To control the servo rotation, we need to produce a wave with a period of 20ms; most servos will be centered with a pulse of 1.5ms, turn full right at about 1ms, and turn full left at about 2ms pulse respectively:

     #load module
     insmod soft_pwm.ko
     #export pin 82 for PWM usage
     echo 82 > /sys/class/soft_pwm/export
     #set a 20ms wave period
     echo 20000 > /sys/class/soft_pwm/pwm82/period
     #drive servo full right
     echo 1000 > /sys/class/soft_pwm/pwm82/pulse
     sleep 5
     #drive servo full left
     echo 2000 > /sys/class/soft_pwm/pwm82/pulse
     sleep 5
     #center servo
     echo 1500 > /sys/class/soft_pwm/pwm82/pulse
     sleep 5
     #release pin 82
     echo 82 > /sys/class/soft_pwm/unexport

As you can expect, the driver will have an impact on the latency of the OS running on the G20; after all, we are executing the PWM code up to a few thousands times per second. I've devised a simplistic test to measure the response times of the kernel when confronted with a bunch of udelay calls (udelay(x) is used to wait for x microseconds). The code is a written as a kernel module, since I wish to test latency in kernel space.
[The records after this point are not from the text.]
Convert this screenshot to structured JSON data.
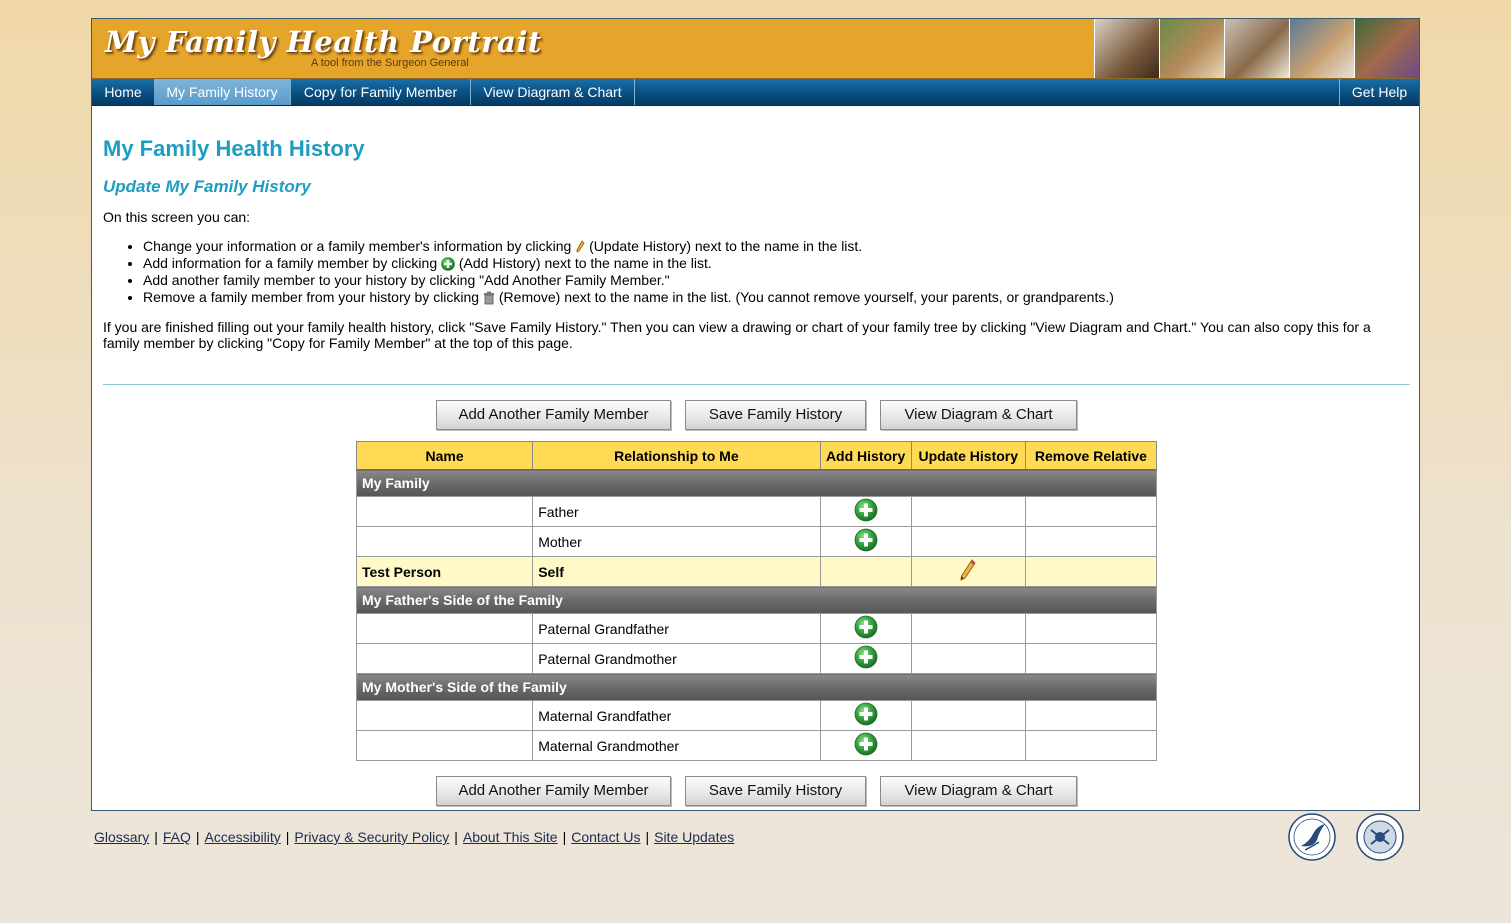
{
  "banner": {
    "title": "My Family Health Portrait",
    "subtitle": "A tool from the Surgeon General"
  },
  "nav": {
    "items": [
      "Home",
      "My Family History",
      "Copy for Family Member",
      "View Diagram & Chart"
    ],
    "active": "My Family History",
    "help": "Get Help"
  },
  "page": {
    "title": "My Family Health History",
    "subtitle": "Update My Family History",
    "intro": "On this screen you can:",
    "bullets": {
      "b1_pre": "Change your information or a family member's information by clicking",
      "b1_post": "(Update History) next to the name in the list.",
      "b2_pre": "Add information for a family member by clicking",
      "b2_post": "(Add History) next to the name in the list.",
      "b3": "Add another family member to your history by clicking \"Add Another Family Member.\"",
      "b4_pre": "Remove a family member from your history by clicking",
      "b4_post": "(Remove) next to the name in the list. (You cannot remove yourself, your parents, or grandparents.)"
    },
    "paragraph": "If you are finished filling out your family health history, click \"Save Family History.\" Then you can view a drawing or chart of your family tree by clicking \"View Diagram and Chart.\" You can also copy this for a family member by clicking \"Copy for Family Member\" at the top of this page."
  },
  "buttons": {
    "add_member": "Add Another Family Member",
    "save": "Save Family History",
    "view": "View Diagram & Chart"
  },
  "table": {
    "headers": {
      "name": "Name",
      "relationship": "Relationship to Me",
      "add": "Add History",
      "update": "Update History",
      "remove": "Remove Relative"
    },
    "groups": {
      "my_family": "My Family",
      "fathers_side": "My Father's Side of the Family",
      "mothers_side": "My Mother's Side of the Family"
    },
    "rows": {
      "father": {
        "name": "",
        "relationship": "Father"
      },
      "mother": {
        "name": "",
        "relationship": "Mother"
      },
      "self": {
        "name": "Test Person",
        "relationship": "Self"
      },
      "pat_gf": {
        "name": "",
        "relationship": "Paternal Grandfather"
      },
      "pat_gm": {
        "name": "",
        "relationship": "Paternal Grandmother"
      },
      "mat_gf": {
        "name": "",
        "relationship": "Maternal Grandfather"
      },
      "mat_gm": {
        "name": "",
        "relationship": "Maternal Grandmother"
      }
    }
  },
  "footer": {
    "glossary": "Glossary",
    "faq": "FAQ",
    "accessibility": "Accessibility",
    "privacy": "Privacy & Security Policy",
    "about": "About This Site",
    "contact": "Contact Us",
    "updates": "Site Updates",
    "separator": "|"
  },
  "icons": {
    "add": "plus-circle-icon",
    "update": "pencil-icon",
    "remove": "trash-icon"
  },
  "colors": {
    "title_blue": "#1e9dc2",
    "banner_orange": "#e5a52a",
    "nav_blue": "#0a4f82",
    "header_yellow": "#ffdb55",
    "self_row": "#fff9c8",
    "add_green": "#2e9e3c"
  }
}
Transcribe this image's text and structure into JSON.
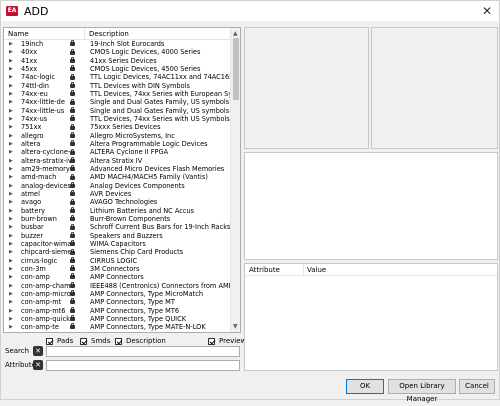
{
  "window": {
    "title": "ADD",
    "close": "✕"
  },
  "library_list": {
    "columns": {
      "name": "Name",
      "description": "Description"
    },
    "rows": [
      {
        "name": "19inch",
        "description": "19-Inch Slot Eurocards"
      },
      {
        "name": "40xx",
        "description": "CMOS Logic Devices, 4000 Series"
      },
      {
        "name": "41xx",
        "description": "41xx Series Devices"
      },
      {
        "name": "45xx",
        "description": "CMOS Logic Devices, 4500 Series"
      },
      {
        "name": "74ac-logic",
        "description": "TTL Logic Devices, 74AC11xx and 74AC16xx Series"
      },
      {
        "name": "74ttl-din",
        "description": "TTL Devices with DIN Symbols"
      },
      {
        "name": "74xx-eu",
        "description": "TTL Devices, 74xx Series with European Symbols"
      },
      {
        "name": "74xx-little-de",
        "description": "Single and Dual Gates Family, US symbols"
      },
      {
        "name": "74xx-little-us",
        "description": "Single and Dual Gates Family, US symbols"
      },
      {
        "name": "74xx-us",
        "description": "TTL Devices, 74xx Series with US Symbols"
      },
      {
        "name": "751xx",
        "description": "75xxx Series Devices"
      },
      {
        "name": "allegro",
        "description": "Allegro MicroSystems, Inc"
      },
      {
        "name": "altera",
        "description": "Altera Programmable Logic Devices"
      },
      {
        "name": "altera-cyclone-II",
        "description": "ALTERA Cyclone II FPGA"
      },
      {
        "name": "altera-stratix-iv",
        "description": "Altera Stratix IV"
      },
      {
        "name": "am29-memory",
        "description": "Advanced Micro Devices Flash Memories"
      },
      {
        "name": "amd-mach",
        "description": "AMD MACH4/MACH5 Family (Vantis)"
      },
      {
        "name": "analog-devices",
        "description": "Analog Devices Components"
      },
      {
        "name": "atmel",
        "description": "AVR Devices"
      },
      {
        "name": "avago",
        "description": "AVAGO Technologies"
      },
      {
        "name": "battery",
        "description": "Lithium Batteries and NC Accus"
      },
      {
        "name": "burr-brown",
        "description": "Burr-Brown Components"
      },
      {
        "name": "busbar",
        "description": "Schroff Current Bus Bars for 19-Inch Racks"
      },
      {
        "name": "buzzer",
        "description": "Speakers and Buzzers"
      },
      {
        "name": "capacitor-wima",
        "description": "WIMA Capacitors"
      },
      {
        "name": "chipcard-siemens",
        "description": "Siemens Chip Card Products"
      },
      {
        "name": "cirrus-logic",
        "description": "CIRRUS LOGIC"
      },
      {
        "name": "con-3m",
        "description": "3M Connectors"
      },
      {
        "name": "con-amp",
        "description": "AMP Connectors"
      },
      {
        "name": "con-amp-champ",
        "description": "IEEE488 (Centronics) Connectors from AMP"
      },
      {
        "name": "con-amp-micro...",
        "description": "AMP Connectors, Type MicroMatch"
      },
      {
        "name": "con-amp-mt",
        "description": "AMP Connectors, Type MT"
      },
      {
        "name": "con-amp-mt6",
        "description": "AMP Connectors, Type MT6"
      },
      {
        "name": "con-amp-quick",
        "description": "AMP Connectors, Type QUICK"
      },
      {
        "name": "con-amp-te",
        "description": "AMP Connectors, Type MATE-N-LOK"
      }
    ]
  },
  "filters": {
    "pads": "Pads",
    "smds": "Smds",
    "description": "Description",
    "preview": "Preview"
  },
  "search": {
    "label": "Search",
    "value": ""
  },
  "attributes": {
    "label": "Attributes",
    "value": ""
  },
  "attribute_table": {
    "col_attribute": "Attribute",
    "col_value": "Value"
  },
  "buttons": {
    "ok": "OK",
    "open_library_manager": "Open Library Manager",
    "cancel": "Cancel"
  }
}
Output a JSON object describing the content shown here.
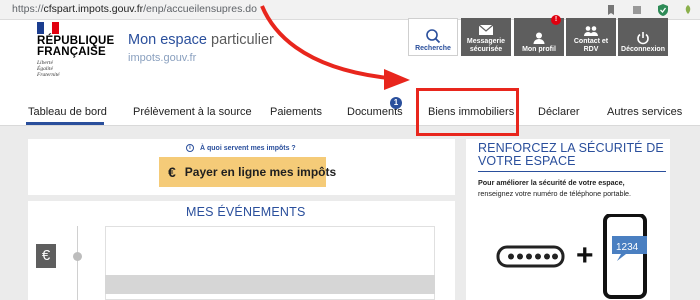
{
  "browser": {
    "url_prefix": "https://",
    "url_domain": "cfspart.impots.gouv.fr",
    "url_path": "/enp/accueilensupres.do"
  },
  "header": {
    "republic_title": "RÉPUBLIQUE\nFRANÇAISE",
    "republic_motto": "Liberté\nÉgalité\nFraternité",
    "space_title_main": "Mon espace",
    "space_title_light": " particulier",
    "space_subtitle": "impots.gouv.fr",
    "buttons": {
      "search": "Recherche",
      "messaging": "Messagerie sécurisée",
      "profile": "Mon profil",
      "profile_badge": "!",
      "contact": "Contact et RDV",
      "logout": "Déconnexion"
    }
  },
  "nav": {
    "items": [
      "Tableau de bord",
      "Prélèvement à la source",
      "Paiements",
      "Documents",
      "Biens immobiliers",
      "Déclarer",
      "Autres services"
    ],
    "documents_badge": "1"
  },
  "main": {
    "info_link": "À quoi servent mes impôts ?",
    "info_icon": "i",
    "pay_symbol": "€",
    "pay_button": "Payer en ligne mes impôts",
    "events_title": "MES ÉVÉNEMENTS",
    "event_icon": "€"
  },
  "sidebar": {
    "title": "RENFORCEZ LA SÉCURITÉ DE VOTRE ESPACE",
    "text_bold": "Pour améliorer la sécurité de votre espace,",
    "text_normal": "renseignez votre numéro de téléphone portable.",
    "plus": "+",
    "phone_code": "1234"
  },
  "colors": {
    "brand_blue": "#2a4f9c",
    "annotation_red": "#e8261d",
    "pay_yellow": "#f5cb78",
    "button_grey": "#5e5e5e"
  }
}
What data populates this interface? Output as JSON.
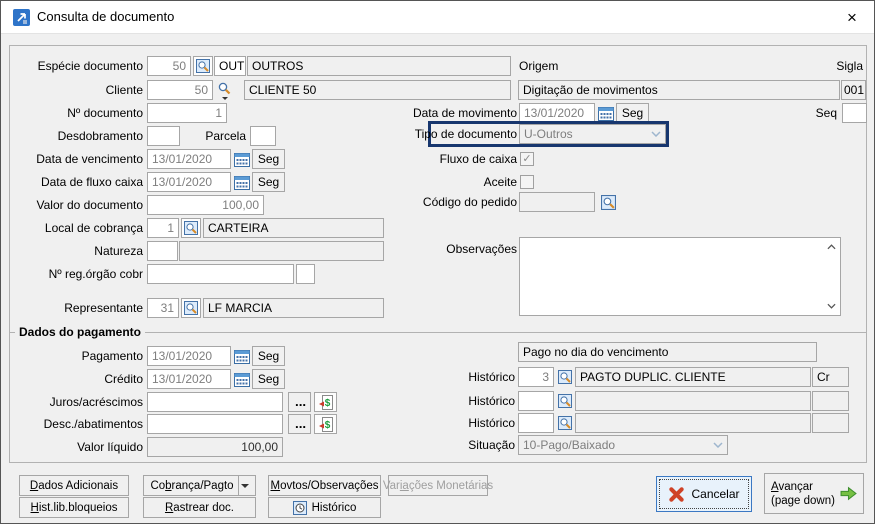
{
  "title_bar": {
    "title": "Consulta de documento",
    "close_glyph": "×"
  },
  "left": {
    "especie": {
      "label": "Espécie documento",
      "code": "50",
      "abbr": "OUT",
      "name": "OUTROS"
    },
    "cliente": {
      "label": "Cliente",
      "code": "50",
      "name": "CLIENTE 50"
    },
    "num_documento": {
      "label": "Nº documento",
      "value": "1"
    },
    "desdobramento": {
      "label": "Desdobramento",
      "value": ""
    },
    "parcela": {
      "label": "Parcela",
      "value": ""
    },
    "data_vencimento": {
      "label": "Data de vencimento",
      "value": "13/01/2020",
      "weekday": "Seg"
    },
    "data_fluxo_caixa": {
      "label": "Data de fluxo caixa",
      "value": "13/01/2020",
      "weekday": "Seg"
    },
    "valor_documento": {
      "label": "Valor do documento",
      "value": "100,00"
    },
    "local_cobranca": {
      "label": "Local de cobrança",
      "code": "1",
      "name": "CARTEIRA"
    },
    "natureza": {
      "label": "Natureza",
      "code": "",
      "name": ""
    },
    "reg_orgao_cobr": {
      "label": "Nº reg.órgão cobr",
      "value": "",
      "extra": ""
    },
    "representante": {
      "label": "Representante",
      "code": "31",
      "name": "LF MARCIA"
    }
  },
  "right": {
    "origem": {
      "label": "Origem",
      "value": "Digitação de movimentos"
    },
    "sigla": {
      "label": "Sigla",
      "value": "001"
    },
    "data_movimento": {
      "label": "Data de movimento",
      "value": "13/01/2020",
      "weekday": "Seg"
    },
    "seq": {
      "label": "Seq",
      "value": ""
    },
    "tipo_documento": {
      "label": "Tipo de documento",
      "value": "U-Outros"
    },
    "fluxo_caixa": {
      "label": "Fluxo de caixa",
      "check_glyph": "✓"
    },
    "aceite": {
      "label": "Aceite",
      "check_glyph": ""
    },
    "codigo_pedido": {
      "label": "Código do pedido",
      "value": ""
    },
    "observacoes": {
      "label": "Observações",
      "value": ""
    }
  },
  "pagamento": {
    "section_title": "Dados do pagamento",
    "pagamento_data": {
      "label": "Pagamento",
      "value": "13/01/2020",
      "weekday": "Seg"
    },
    "credito": {
      "label": "Crédito",
      "value": "13/01/2020",
      "weekday": "Seg"
    },
    "juros": {
      "label": "Juros/acréscimos",
      "value": "",
      "more_label": "..."
    },
    "desc_abatimentos": {
      "label": "Desc./abatimentos",
      "value": "",
      "more_label": "..."
    },
    "valor_liquido": {
      "label": "Valor líquido",
      "value": "100,00"
    },
    "pago_info": "Pago no dia do vencimento",
    "historico1": {
      "label": "Histórico",
      "code": "3",
      "name": "PAGTO DUPLIC. CLIENTE",
      "tag": "Cr"
    },
    "historico2": {
      "label": "Histórico",
      "code": "",
      "name": "",
      "tag": ""
    },
    "historico3": {
      "label": "Histórico",
      "code": "",
      "name": "",
      "tag": ""
    },
    "situacao": {
      "label": "Situação",
      "value": "10-Pago/Baixado"
    }
  },
  "buttons": {
    "dados_adicionais": {
      "pre": "",
      "accel": "D",
      "post": "ados Adicionais"
    },
    "cobranca_pagto": {
      "pre": "Co",
      "accel": "b",
      "post": "rança/Pagto"
    },
    "movtos_observacoes": {
      "pre": "",
      "accel": "M",
      "post": "ovtos/Observações"
    },
    "variacoes_monetarias": {
      "pre": "Var",
      "accel": "ia",
      "post": "ções Monetárias"
    },
    "hist_lib_bloqueios": {
      "pre": "",
      "accel": "H",
      "post": "ist.lib.bloqueios"
    },
    "rastrear_doc": {
      "pre": "",
      "accel": "R",
      "post": "astrear doc."
    },
    "historico": {
      "label": "Histórico"
    },
    "cancelar": {
      "label": "Cancelar"
    },
    "avancar": {
      "pre": "",
      "accel": "A",
      "post": "vançar",
      "line2": "(page down)"
    }
  },
  "colors": {
    "focus_box": "#17366e",
    "cancel_border": "#3b78c3",
    "arrow_green": "#76c043",
    "x_red": "#cf4227"
  }
}
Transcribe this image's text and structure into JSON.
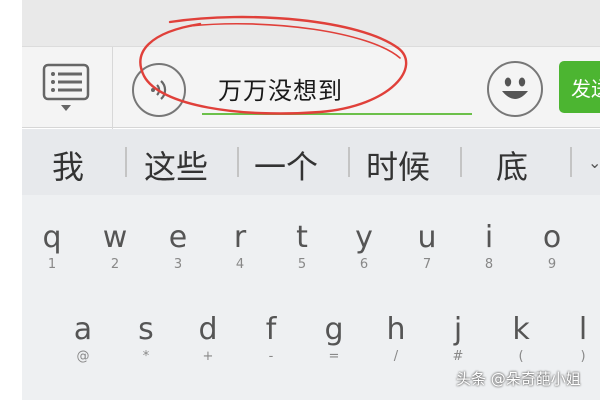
{
  "input": {
    "value": "万万没想到"
  },
  "send": {
    "label": "发送"
  },
  "candidates": [
    "我",
    "这些",
    "一个",
    "时候",
    "底"
  ],
  "candidate_more_icon": "chevron-down-icon",
  "keyboard": {
    "row1": [
      {
        "key": "q",
        "sub": "1"
      },
      {
        "key": "w",
        "sub": "2"
      },
      {
        "key": "e",
        "sub": "3"
      },
      {
        "key": "r",
        "sub": "4"
      },
      {
        "key": "t",
        "sub": "5"
      },
      {
        "key": "y",
        "sub": "6"
      },
      {
        "key": "u",
        "sub": "7"
      },
      {
        "key": "i",
        "sub": "8"
      },
      {
        "key": "o",
        "sub": "9"
      }
    ],
    "row2": [
      {
        "key": "a",
        "sub": "@"
      },
      {
        "key": "s",
        "sub": "*"
      },
      {
        "key": "d",
        "sub": "+"
      },
      {
        "key": "f",
        "sub": "-"
      },
      {
        "key": "g",
        "sub": "="
      },
      {
        "key": "h",
        "sub": "/"
      },
      {
        "key": "j",
        "sub": "#"
      },
      {
        "key": "k",
        "sub": "("
      },
      {
        "key": "l",
        "sub": ")"
      }
    ]
  },
  "watermark": "头条 @朵奇葩小姐",
  "colors": {
    "send_bg": "#4cb531",
    "underline": "#6cc04a",
    "annotation": "#e0403a"
  }
}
On initialization, it simply repeats 10 times a 200k loop around udelay() (and then fails, so it won't require an rmmod to be unloaded). To use it, simply insert the module with:

     insmod udelay.ko

and look at dmesg output - or better yet at the debug console on /dev/ttyS0. Without soft_pwm installed, the response times on my G20 are as follows:

     debarm:~# insmod udelay.ko
     uDelay starting.
     pass 0: expected time 1000000 usec, elapsed time 1000000 usec
     pass 1: expected time 1000000 usec, elapsed time 990000 usec
     pass 2: expected time 1000000 usec, elapsed time 980000 usec
     pass 3: expected time 1000000 usec, elapsed time 1030000 usec
     pass 4: expected time 1000000 usec, elapsed time 990000 usec
     pass 5: expected time 1000000 usec, elapsed time 980000 usec
     pass 6: expected time 1000000 usec, elapsed time 990000 usec
     pass 7: expected time 1000000 usec, elapsed time 990000 usec
     pass 8: expected time 1000000 usec, elapsed time 990000 usec
     pass 9: expected time 1000000 usec, elapsed time 1030000 usec
     insmod: error inserting 'udelay.ko': -1 No such device

The script test.sh in the above archive uses 4 different GPIO pins to generate 50% duty-cycles at 1kHz; on my Fox I obtain these numbers:

     debarm:~# ./test.sh
     SoftPWM v0.1 initializing.
     Clock resolution is 1ns
     SoftPWM initialized.
     Registered device pwm82
     Starting timer (period).
     Starting timer (pulse).
     Registered device pwm83
     Starting timer (period).
     Starting timer (pulse).
     Registered device pwm84
     Starting timer (period).
     Starting timer (pulse).
     Registered device pwm85
     Starting timer (period).
     Starting timer (pulse).
     Registered device pwm86
     Starting timer (period).
     Starting timer (pulse).
     uDelay starting.
     pass 0: expected time 1000000 usec, elapsed time 1220000 usec
     pass 1: expected time 1000000 usec, elapsed time 1160000 usec
     pass 2: expected time 1000000 usec, elapsed time 1150000 usec
     pass 3: expected time 1000000 usec, elapsed time 1150000 usec
     pass 4: expected time 1000000 usec, elapsed time 1150000 usec
     pass 5: expected time 1000000 usec, elapsed time 1170000 usec
     pass 6: expected time 1000000 usec, elapsed time 1180000 usec
     pass 7: expected time 1000000 usec, elapsed time 1150000 usec
     pass 8: expected time 1000000 usec, elapsed time 1150000 usec
     pass 9: expected time 1000000 usec, elapsed time 1160000 usec
     insmod: error inserting '/root/udelay.ko': -1 No such device

I've repeated my measurements quite a few times and under different conditions, and found that a single 1kHz wave produces about a 4% increase in latency; on the other hand, a 50Hz wave(the frequency needed for driving servos) does not visibly impact the response times to udelay.